March 31st:
1850 - The Massachusetts Supreme Court rejects the argument of Charles Sumner in the Boston school integration suit and established the “separate but equal” precedent.
1949 – William Grant Still’s opera, “Troubled Island” receives its world premiere at the New York City Opera. In addition to marking Robert McFerrin’s debut as the first African American male to sing with the company, the opera is the first ever written by an African American to be produced by a major opera company.
1999 - Four New York City police officers are charged with murder for killing Amadou Diallo, an unarmed African immigrant, in a hail of bullets. They shot at him 41 times, hitting him with 19 shots. The officers will later be acquitted of all charges, even involuntary manslaughter.
April 1st:
1867 – African Americans vote in a municipal election in Tuscumbia, Alabama. Military officials set aside the election pending clarification on electoral procedures.
April 2nd:
1855 – John Mercer Langston is elected clerk of Brownhelm, Ohio, township. He will be considered the first African American elected to public office.
1984 – Coach John Thompson of Georgetown University becomes the first African American coach to win the NCAA Division I basketball championship. The team, led by Patrick Ewing, beat the University of Houston 84-75.
April 3rd:
1944 – The U.S. Supreme Court (Smith v. Allwright) said that “white primaries” that exclude African Americans are unconstitutional.
1963 - Led by Martin Luther King, Jr., the Birmingham anti- segregation campaign begins. Before it is over, more than 2,000 demonstrators, including King, will be arrested. The Birmingham Manifesto, issued by Fred Shuttlesworth of the Alabama Christian Movement for Human Rights the morning of the campaign, summarizes the frustration and hopes of the protesters: “The patience of an oppressed people cannot endure forever…. This is Birmingham’s moment of truth in which every citizen can play his part in her larger destiny.”
1968 – Less than 24 hours before he is assassinated in Memphis, Tennessee, civil rights leader Martin Luther King Jr. delivers his famous “mountaintop” speech to a rally of striking sanitation workers.
April 4th:
1960 – Senegal and Mali gain separate independence.
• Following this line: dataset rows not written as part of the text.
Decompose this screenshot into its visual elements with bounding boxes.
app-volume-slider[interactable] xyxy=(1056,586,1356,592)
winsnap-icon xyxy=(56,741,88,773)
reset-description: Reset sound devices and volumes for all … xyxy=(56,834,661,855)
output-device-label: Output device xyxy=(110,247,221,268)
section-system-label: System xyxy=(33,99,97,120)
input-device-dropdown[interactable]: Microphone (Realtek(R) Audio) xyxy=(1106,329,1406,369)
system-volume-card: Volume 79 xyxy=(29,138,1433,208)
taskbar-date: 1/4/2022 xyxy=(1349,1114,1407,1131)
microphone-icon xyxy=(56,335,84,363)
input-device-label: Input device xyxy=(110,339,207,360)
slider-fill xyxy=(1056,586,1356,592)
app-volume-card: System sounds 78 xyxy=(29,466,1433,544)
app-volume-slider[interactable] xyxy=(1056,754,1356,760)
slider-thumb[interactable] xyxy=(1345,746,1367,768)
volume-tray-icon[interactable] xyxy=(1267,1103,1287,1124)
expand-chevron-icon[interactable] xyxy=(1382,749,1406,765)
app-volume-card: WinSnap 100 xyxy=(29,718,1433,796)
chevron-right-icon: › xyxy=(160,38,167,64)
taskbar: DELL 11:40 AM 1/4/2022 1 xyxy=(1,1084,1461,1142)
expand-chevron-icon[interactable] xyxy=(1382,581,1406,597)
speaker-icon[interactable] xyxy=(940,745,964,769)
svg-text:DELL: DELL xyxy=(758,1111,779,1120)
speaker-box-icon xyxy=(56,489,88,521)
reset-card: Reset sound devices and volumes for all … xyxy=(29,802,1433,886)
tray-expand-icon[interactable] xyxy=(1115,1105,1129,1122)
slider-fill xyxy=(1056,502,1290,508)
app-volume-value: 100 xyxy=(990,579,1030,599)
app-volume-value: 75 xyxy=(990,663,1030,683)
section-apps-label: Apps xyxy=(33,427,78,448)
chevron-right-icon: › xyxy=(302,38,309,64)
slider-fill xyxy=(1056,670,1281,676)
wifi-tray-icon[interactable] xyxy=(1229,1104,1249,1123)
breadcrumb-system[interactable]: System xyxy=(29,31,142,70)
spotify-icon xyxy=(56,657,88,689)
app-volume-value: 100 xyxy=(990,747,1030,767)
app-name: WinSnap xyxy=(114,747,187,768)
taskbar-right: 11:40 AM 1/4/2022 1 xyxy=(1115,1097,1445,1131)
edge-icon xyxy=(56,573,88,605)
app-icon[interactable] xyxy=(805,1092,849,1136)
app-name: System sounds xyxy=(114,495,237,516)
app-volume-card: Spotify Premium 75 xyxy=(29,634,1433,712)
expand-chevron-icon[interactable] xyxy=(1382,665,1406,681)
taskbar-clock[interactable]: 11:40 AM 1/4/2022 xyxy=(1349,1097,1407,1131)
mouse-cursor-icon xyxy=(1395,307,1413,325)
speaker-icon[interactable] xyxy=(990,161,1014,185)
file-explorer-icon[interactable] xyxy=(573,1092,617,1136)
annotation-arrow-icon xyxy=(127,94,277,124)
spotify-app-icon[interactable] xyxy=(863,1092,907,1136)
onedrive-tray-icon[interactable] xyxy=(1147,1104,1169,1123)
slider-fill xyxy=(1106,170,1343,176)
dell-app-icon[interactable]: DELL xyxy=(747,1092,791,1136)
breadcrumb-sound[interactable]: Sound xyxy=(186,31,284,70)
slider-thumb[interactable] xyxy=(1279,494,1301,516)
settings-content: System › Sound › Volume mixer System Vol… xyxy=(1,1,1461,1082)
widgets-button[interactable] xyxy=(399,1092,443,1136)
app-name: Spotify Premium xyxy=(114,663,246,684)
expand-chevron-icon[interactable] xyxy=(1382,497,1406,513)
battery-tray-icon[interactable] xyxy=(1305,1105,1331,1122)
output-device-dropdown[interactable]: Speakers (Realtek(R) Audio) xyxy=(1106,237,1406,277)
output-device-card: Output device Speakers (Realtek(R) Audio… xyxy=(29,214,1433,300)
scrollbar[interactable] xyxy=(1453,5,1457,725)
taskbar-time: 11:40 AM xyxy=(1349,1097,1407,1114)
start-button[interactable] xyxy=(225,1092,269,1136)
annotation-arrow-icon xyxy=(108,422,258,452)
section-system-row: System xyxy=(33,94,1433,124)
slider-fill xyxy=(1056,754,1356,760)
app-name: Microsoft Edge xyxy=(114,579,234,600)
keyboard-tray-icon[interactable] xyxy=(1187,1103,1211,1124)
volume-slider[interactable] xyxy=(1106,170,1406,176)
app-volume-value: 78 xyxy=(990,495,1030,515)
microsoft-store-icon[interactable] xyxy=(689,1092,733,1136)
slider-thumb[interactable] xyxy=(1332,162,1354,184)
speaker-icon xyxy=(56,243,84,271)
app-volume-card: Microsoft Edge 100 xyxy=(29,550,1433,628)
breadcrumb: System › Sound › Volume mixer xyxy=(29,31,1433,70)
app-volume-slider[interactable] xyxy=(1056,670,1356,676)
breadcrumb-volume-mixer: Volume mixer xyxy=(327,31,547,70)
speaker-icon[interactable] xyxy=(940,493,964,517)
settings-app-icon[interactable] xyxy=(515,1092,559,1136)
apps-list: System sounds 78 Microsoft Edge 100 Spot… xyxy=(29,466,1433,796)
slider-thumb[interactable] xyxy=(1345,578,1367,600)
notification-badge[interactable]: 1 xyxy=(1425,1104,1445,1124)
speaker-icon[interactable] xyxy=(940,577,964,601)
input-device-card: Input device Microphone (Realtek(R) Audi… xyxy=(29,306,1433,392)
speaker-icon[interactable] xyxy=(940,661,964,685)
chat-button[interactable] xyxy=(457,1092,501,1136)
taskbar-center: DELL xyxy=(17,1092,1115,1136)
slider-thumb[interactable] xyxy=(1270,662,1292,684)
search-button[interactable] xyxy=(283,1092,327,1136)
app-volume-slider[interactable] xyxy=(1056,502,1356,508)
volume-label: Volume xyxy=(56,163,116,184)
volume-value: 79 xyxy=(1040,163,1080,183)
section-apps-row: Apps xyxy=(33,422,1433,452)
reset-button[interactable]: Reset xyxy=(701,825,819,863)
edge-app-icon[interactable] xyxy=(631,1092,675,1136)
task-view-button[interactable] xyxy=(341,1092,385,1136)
1968 – Acknowledged leader of the U.S. civil rights movement, Martin Luther King, Jr. is assassinated in Memphis, Tennessee. His death will result in a national day of mourning and the postponement of the beginning of the baseball season. Over 30,000 people will form a funeral procession behind his coffin, pulled by two Georgia mules. King’s death will also set off racially motivated civil disturbances in 160 cities leaving 82 people dead and causing $ 69 million in property damage. President Lyndon B. Johnson declares Sunday, April 6, a national day of mourning and orders all U.S. flags on government buildings in all U.S. territories and possessions to fly at half-mast.
1974 – Hank Aaron ties the baseball career home run record set by Babe Ruth, when he hits his 714th home run in Cincinnati, Ohio.
April 5th:
1956 – Booker T. Washington becomes the only African American honored twice on a U.S. postage stamp. To commemorate the centennial of his birth, the U.S. Postal Service issues a stamp depicting the cabin where he was born.
1976 – FBI documents, released in response to a freedom of information suit, reveal that the government mounted an intensive campaign against civil rights organizations in the sixties. In a letter dated August 25, 1967, the FBI said the government operation, called COINTELPRO, was designed “to expose, disrupt, misdirect, discredit or otherwise neutralize the activities of Black nationalists, hate-type groups, their leadership, spokesmen, membership and supporters, and to counter their propensity for violence and civil disorders.” A later telegram specifically named the Student Nonviolent Coordinating Committee and the Southern Christian Leadership Conference as organizations having “radical and violence prone leaders, members and followers.”
1977 – Gertrude Downing receives a patent for the corner cleaner attachment.
1990 – Seven African American journalists are inducted into the newly created Hall of Fame of the National Association of Black Journalists in Washington, DC. Dubbed “pioneers of mainstream journalism,” the inductees include Dorothy Butler Gilliam of the Washington Post, Malvin R. Goode of ABC News, Mal H. Johnson of Cox Broadcasting, Gordon Parks of Life Magazine, Ted Poston of the New York Post, Norma Quarles of Cable News Network, and Carl T. Rowan of King Features Syndicate. Twelve Pulitzer Prize winners are also honored at the awards ceremonies.